You’ve done it. You’re actually here–you have to pinch yourself. You’ve been accepted in the WASP (Women Airforce Service Pilots) program as a cadet when thousands got rejection letters.
Your letter said to report to the Blue Bonnet Hotel in Sweetwater, Texas. You and dozens of other eager women…your new classmates…show up and mill around until a vehicle arrives to take you to Avenger Field. The nearby military base will serve as your home for months.
You hear it before you see it. A motor more cantankerous-sounding than an old man scolding neighborhood ruffians rumbles closer. Then you catch a glimpse as it ambles into view and stops in front of the hotel. The brakes squeak in protest.
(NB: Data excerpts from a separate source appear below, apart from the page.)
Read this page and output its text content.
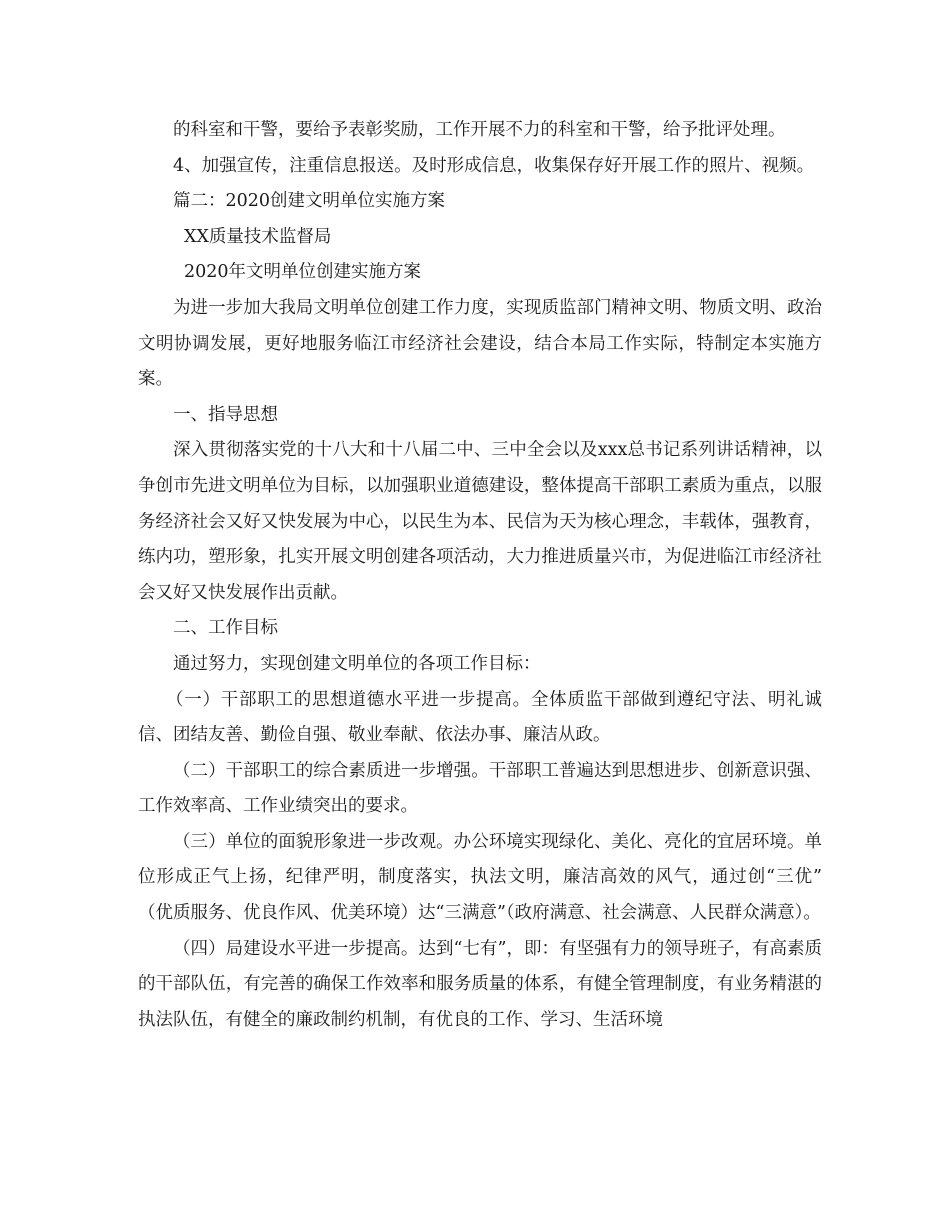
的科室和干警，要给予表彰奖励，工作开展不力的科室和干警，给予批评处理。

4、加强宣传，注重信息报送。及时形成信息，收集保存好开展工作的照片、视频。

篇二：2020创建文明单位实施方案

XX质量技术监督局

2020年文明单位创建实施方案

为进一步加大我局文明单位创建工作力度，实现质监部门精神文明、物质文明、政治文明协调发展，更好地服务临江市经济社会建设，结合本局工作实际，特制定本实施方案。

一、指导思想

深入贯彻落实党的十八大和十八届二中、三中全会以及xxx总书记系列讲话精神，以争创市先进文明单位为目标，以加强职业道德建设，整体提高干部职工素质为重点，以服务经济社会又好又快发展为中心，以民生为本、民信为天为核心理念，丰载体，强教育，练内功，塑形象，扎实开展文明创建各项活动，大力推进质量兴市，为促进临江市经济社会又好又快发展作出贡献。

二、工作目标

通过努力，实现创建文明单位的各项工作目标：

（一）干部职工的思想道德水平进一步提高。全体质监干部做到遵纪守法、明礼诚信、团结友善、勤俭自强、敬业奉献、依法办事、廉洁从政。

（二）干部职工的综合素质进一步增强。干部职工普遍达到思想进步、创新意识强、工作效率高、工作业绩突出的要求。

（三）单位的面貌形象进一步改观。办公环境实现绿化、美化、亮化的宜居环境。单位形成正气上扬，纪律严明，制度落实，执法文明，廉洁高效的风气，通过创“三优”　（优质服务、优良作风、优美环境）达“三满意”（政府满意、社会满意、人民群众满意）。

（四）局建设水平进一步提高。达到“七有”，即：有坚强有力的领导班子，有高素质的干部队伍，有完善的确保工作效率和服务质量的体系，有健全管理制度，有业务精湛的执法队伍，有健全的廉政制约机制，有优良的工作、学习、生活环境
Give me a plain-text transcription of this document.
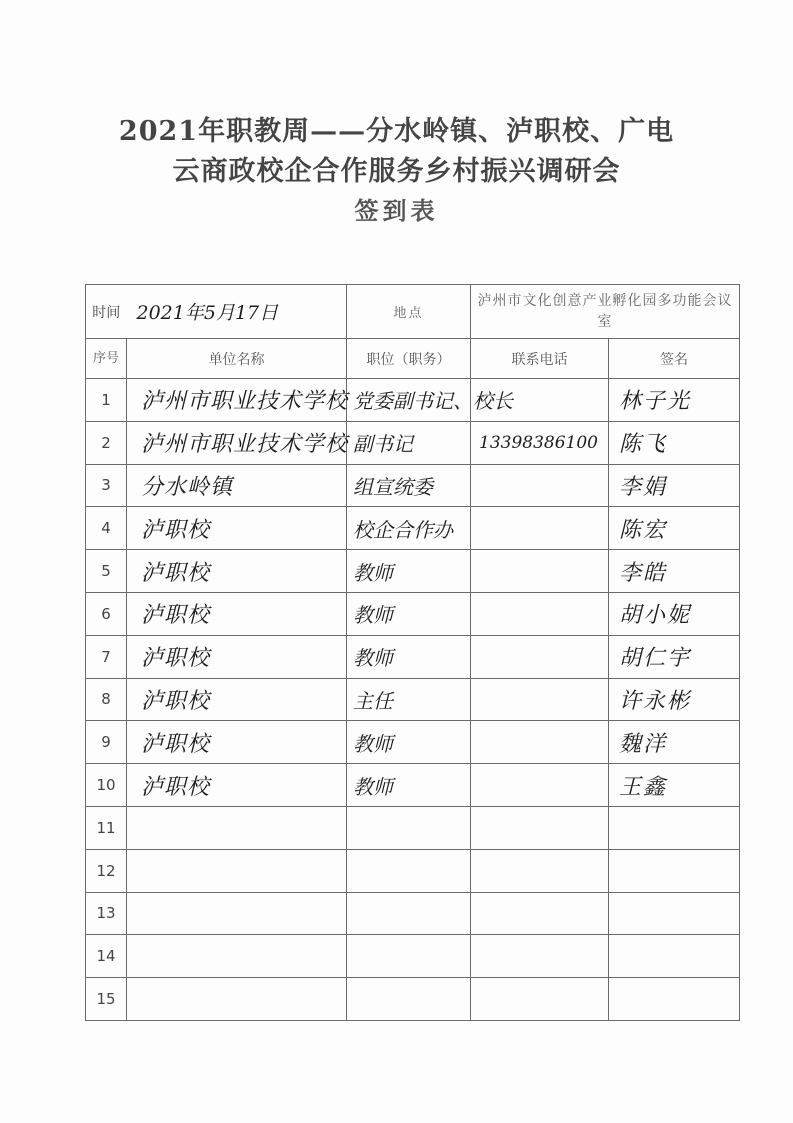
2021年职教周——分水岭镇、泸职校、广电
云商政校企合作服务乡村振兴调研会
签到表
时间	2021年5月17日	地点	泸州市文化创意产业孵化园多功能会议室	
序号	单位名称	职位（职务）	联系电话	签名
1	泸州市职业技术学校	党委副书记、校长		林子光

2	泸州市职业技术学校	副书记	13398386100	陈飞

3	分水岭镇	组宣统委		李娟

4	泸职校	校企合作办		陈宏

5	泸职校	教师		李皓

6	泸职校	教师		胡小妮

7	泸职校	教师		胡仁宇

8	泸职校	主任		许永彬

9	泸职校	教师		魏洋

10	泸职校	教师		王鑫

11	

12	

13	

14	

15	
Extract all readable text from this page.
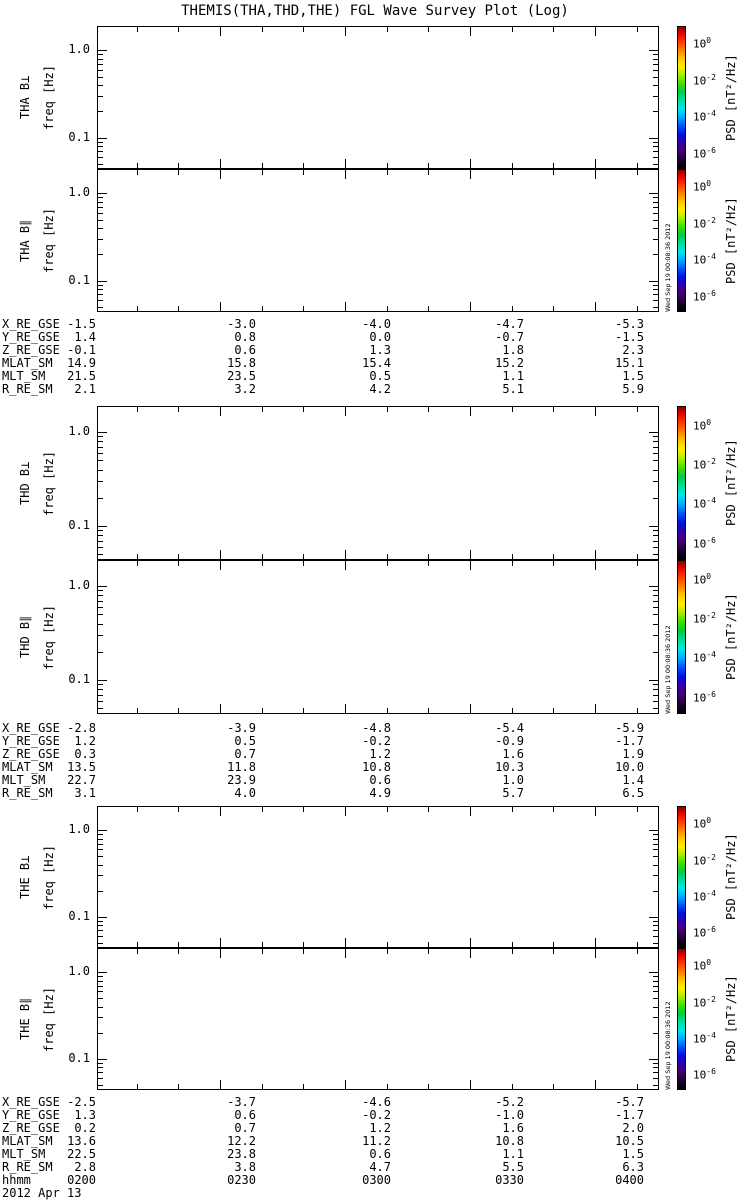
THEMIS(THA,THD,THE) FGL Wave Survey Plot (Log)
THA B⊥ freq [Hz]
1.0
0.1
$10^0$
$10^{-2}$
$10^{-4}$
$10^{-6}$
PSD [nT²/Hz]
THA B∥ freq [Hz]
1.0
0.1
$10^0$
$10^{-2}$
$10^{-4}$
$10^{-6}$
PSD [nT²/Hz]
Wed Sep 19 00:08:36 2012
X_RE_GSE -1.5	-3.0	-4.0	-4.7	-5.3
Y_RE_GSE	1.4	0.8	0.0	-0.7	-1.5
Z_RE_GSE -0.1	0.6	1.3	1.8	2.3
MLAT_SM	14.9	15.8	15.4	15.2	15.1
MLT_SM	21.5	23.5	0.5	1.1	1.5
R_RE_SM	2.1	3.2	4.2	5.1	5.9
THD B⊥ freq [Hz]
1.0
0.1
$10^0$
$10^{-2}$
$10^{-4}$
$10^{-6}$
PSD [nT²/Hz]
THD B∥ freq [Hz]
1.0
0.1
$10^0$
$10^{-2}$
$10^{-4}$
$10^{-6}$
PSD [nT²/Hz]
Wed Sep 19 00:08:36 2012
X_RE_GSE -2.8	-3.9	-4.8	-5.4	-5.9
Y_RE_GSE	1.2	0.5	-0.2	-0.9	-1.7
Z_RE_GSE	0.3	0.7	1.2	1.6	1.9
MLAT_SM	13.5	11.8	10.8	10.3	10.0
MLT_SM	22.7	23.9	0.6	1.0	1.4
R_RE_SM	3.1	4.0	4.9	5.7	6.5
THE B⊥ freq [Hz]
1.0
0.1
$10^0$
$10^{-2}$
$10^{-4}$
$10^{-6}$
PSD [nT²/Hz]
THE B∥ freq [Hz]
1.0
0.1
$10^0$
$10^{-2}$
$10^{-4}$
$10^{-6}$
PSD [nT²/Hz]
Wed Sep 19 00:08:36 2012
X_RE_GSE -2.5	-3.7	-4.6	-5.2	-5.7
Y_RE_GSE	1.3	0.6	-0.2	-1.0	-1.7
Z_RE_GSE	0.2	0.7	1.2	1.6	2.0
MLAT_SM	13.6	12.2	11.2	10.8	10.5
MLT_SM	22.5	23.8	0.6	1.1	1.5
R_RE_SM	2.8	3.8	4.7	5.5	6.3
hhmm	0200	0230	0300	0330	0400
2012 Apr 13
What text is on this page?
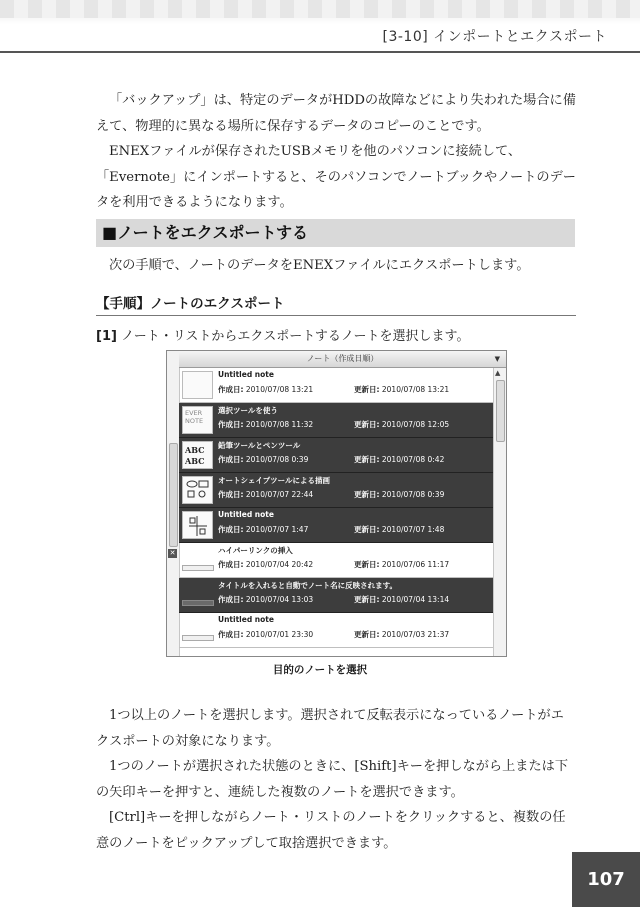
[3-10] インポートとエクスポート

「バックアップ」は、特定のデータがHDDの故障などにより失われた場合に備えて、物理的に異なる場所に保存するデータのコピーのことです。

ENEXファイルが保存されたUSBメモリを他のパソコンに接続して、「Evernote」にインポートすると、そのパソコンでノートブックやノートのデータを利用できるようになります。

■ノートをエクスポートする

次の手順で、ノートのデータをENEXファイルにエクスポートします。

【手順】ノートのエクスポート
[1] ノート・リストからエクスポートするノートを選択します。
✕
ノート（作成日順）	▼
Untitled note
作成日: 2010/07/08 13:21	更新日: 2010/07/08 13:21
EVER NOTE
選択ツールを使う
作成日: 2010/07/08 11:32	更新日: 2010/07/08 12:05
ABC
ABC
鉛筆ツールとペンツール
作成日: 2010/07/08 0:39	更新日: 2010/07/08 0:42
オートシェイプツールによる描画
作成日: 2010/07/07 22:44	更新日: 2010/07/08 0:39
Untitled note
作成日: 2010/07/07 1:47	更新日: 2010/07/07 1:48
ハイパーリンクの挿入
作成日: 2010/07/04 20:42	更新日: 2010/07/06 11:17
タイトルを入れると自動でノート名に反映されます。
作成日: 2010/07/04 13:03	更新日: 2010/07/04 13:14
Untitled note
作成日: 2010/07/01 23:30	更新日: 2010/07/03 21:37
▲
目的のノートを選択

1つ以上のノートを選択します。選択されて反転表示になっているノートがエクスポートの対象になります。

1つのノートが選択された状態のときに、[Shift]キーを押しながら上または下の矢印キーを押すと、連続した複数のノートを選択できます。

[Ctrl]キーを押しながらノート・リストのノートをクリックすると、複数の任意のノートをピックアップして取捨選択できます。

107
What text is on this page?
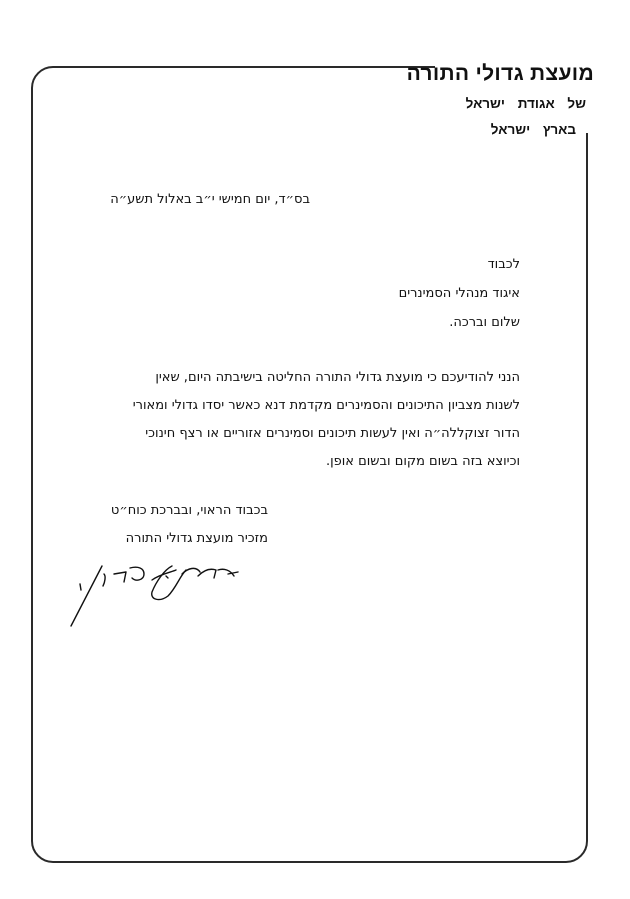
מועצת גדולי התורה
של אגודת ישראל
בארץ ישראל
בס״ד, יום חמישי י״ב באלול תשע״ה
לכבוד
איגוד מנהלי הסמינרים
שלום וברכה.
הנני להודיעכם כי מועצת גדולי התורה החליטה בישיבתה היום, שאין
לשנות מצביון התיכונים והסמינרים מקדמת דנא כאשר יסדו גדולי ומאורי
הדור זצוקללה״ה ואין לעשות תיכונים וסמינרים אזוריים או רצף חינוכי
וכיוצא בזה בשום מקום ובשום אופן.
בכבוד הראוי, ובברכת כוח״ט
מזכיר מועצת גדולי התורה
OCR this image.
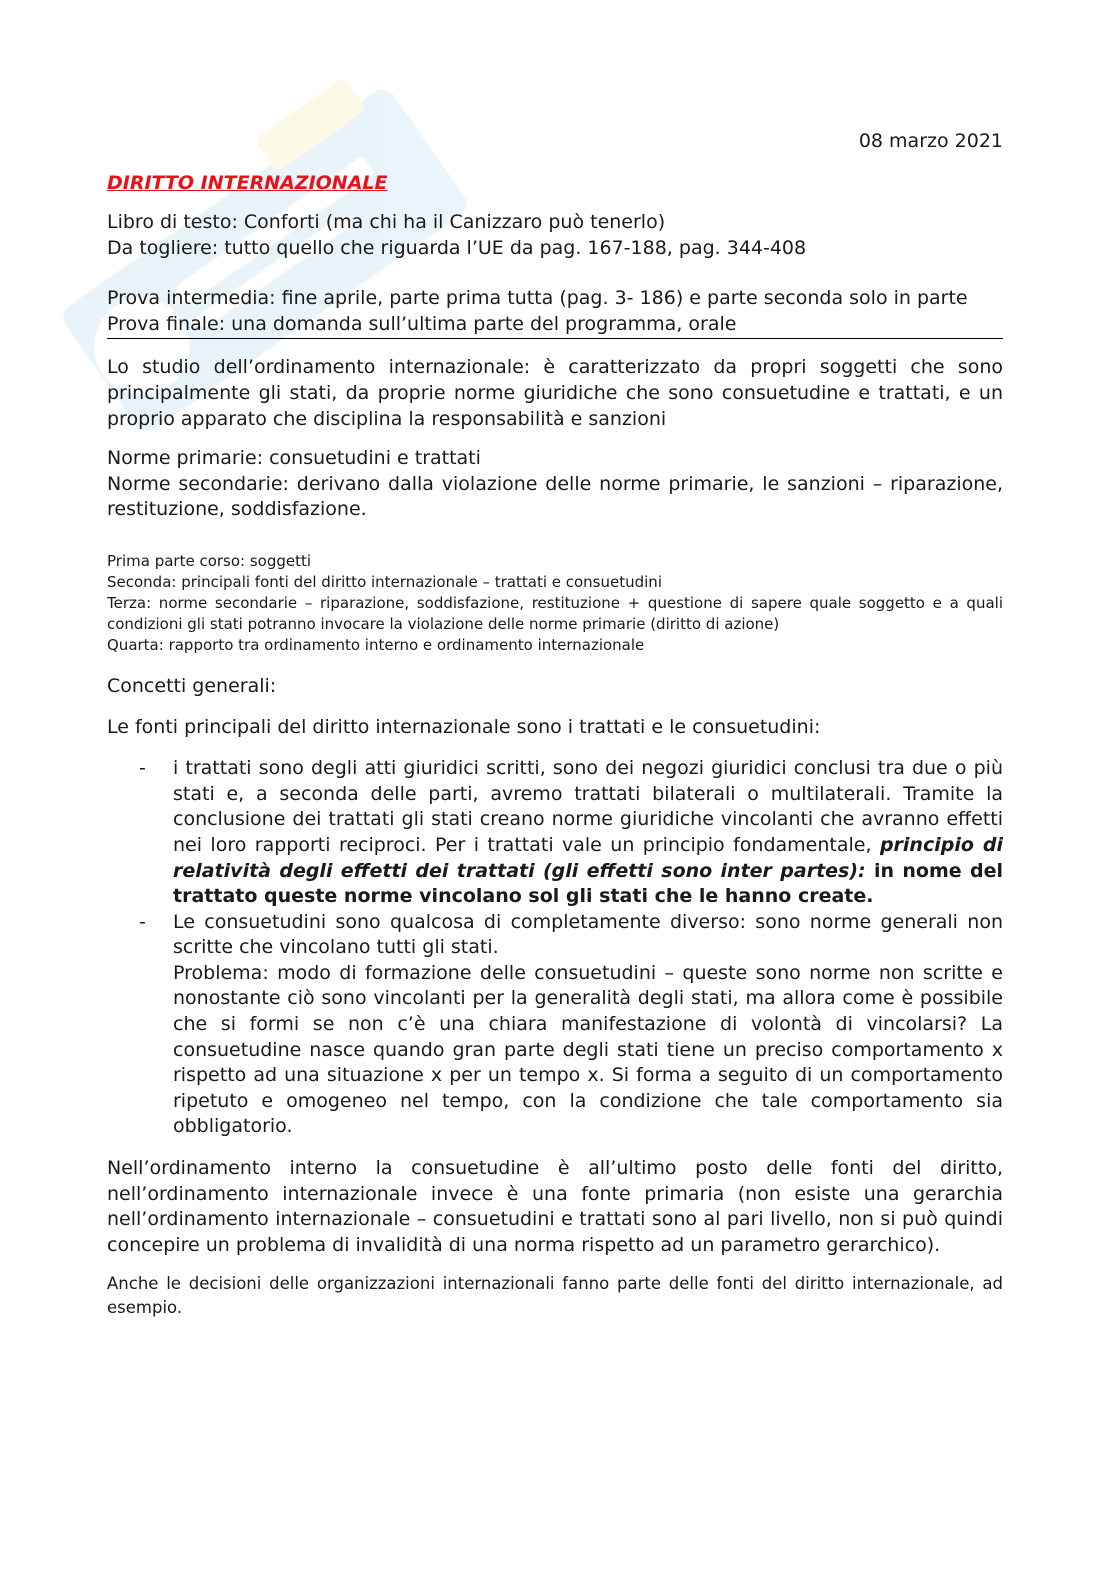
08 marzo 2021

DIRITTO INTERNAZIONALE

Libro di testo: Conforti (ma chi ha il Canizzaro può tenerlo)
Da togliere: tutto quello che riguarda l’UE da pag. 167-188, pag. 344-408

Prova intermedia: fine aprile, parte prima tutta (pag. 3- 186) e parte seconda solo in parte
Prova finale: una domanda sull’ultima parte del programma, orale

Lo studio dell’ordinamento internazionale: è caratterizzato da propri soggetti che sono principalmente gli stati, da proprie norme giuridiche che sono consuetudine e trattati, e un proprio apparato che disciplina la responsabilità e sanzioni

Norme primarie: consuetudini e trattati
Norme secondarie: derivano dalla violazione delle norme primarie, le sanzioni – riparazione, restituzione, soddisfazione.

Prima parte corso: soggetti

Seconda: principali fonti del diritto internazionale – trattati e consuetudini

Terza: norme secondarie – riparazione, soddisfazione, restituzione + questione di sapere quale soggetto e a quali condizioni gli stati potranno invocare la violazione delle norme primarie (diritto di azione)

Quarta: rapporto tra ordinamento interno e ordinamento internazionale

Concetti generali:

Le fonti principali del diritto internazionale sono i trattati e le consuetudini:

- i trattati sono degli atti giuridici scritti, sono dei negozi giuridici conclusi tra due o più stati e, a seconda delle parti, avremo trattati bilaterali o multilaterali. Tramite la conclusione dei trattati gli stati creano norme giuridiche vincolanti che avranno effetti nei loro rapporti reciproci. Per i trattati vale un principio fondamentale, principio di relatività degli effetti dei trattati (gli effetti sono inter partes): in nome del trattato queste norme vincolano sol gli stati che le hanno create.
- Le consuetudini sono qualcosa di completamente diverso: sono norme generali non scritte che vincolano tutti gli stati.
Problema: modo di formazione delle consuetudini – queste sono norme non scritte e nonostante ciò sono vincolanti per la generalità degli stati, ma allora come è possibile che si formi se non c’è una chiara manifestazione di volontà di vincolarsi? La consuetudine nasce quando gran parte degli stati tiene un preciso comportamento x rispetto ad una situazione x per un tempo x. Si forma a seguito di un comportamento ripetuto e omogeneo nel tempo, con la condizione che tale comportamento sia obbligatorio.

Nell’ordinamento interno la consuetudine è all’ultimo posto delle fonti del diritto, nell’ordinamento internazionale invece è una fonte primaria (non esiste una gerarchia nell’ordinamento internazionale – consuetudini e trattati sono al pari livello, non si può quindi concepire un problema di invalidità di una norma rispetto ad un parametro gerarchico).

Anche le decisioni delle organizzazioni internazionali fanno parte delle fonti del diritto internazionale, ad esempio.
Yes, it’s the “cattle wagon.”
photo by WASP Betty Stagg Turner
The nickname for the humble transport buses stuck throughout the WASPs tenure at Avenger Field. Worn yet reliably present, the cattle wagon shuttled cadets from the Blue Bonnet Hotel to Avenger Field, outside of town.
Yet cadets grew more familiar with them during flight training. Not all flights took off from the main runway. Auxiliary fields dotted the outer reaches of Avenger’s rolling Texas plains. The cattle wagons ferried cadets back and forth down the bumpy, dusty roads, depositing them where needed.
No need for windows: most of the year, the extra ventilation proved a blessing. And who needed real bus seats? The two basic, hard benches lining the length of the bus made cajoling with the cadets in your flight (training group) easier. But too bad about the bumpy roads. The benches would’ve been nice for a catnap between exhausting training sessions.
Kind of makes my cushy car seats feel a little cushier.
What about you? What would you nickname your current mode of transportation?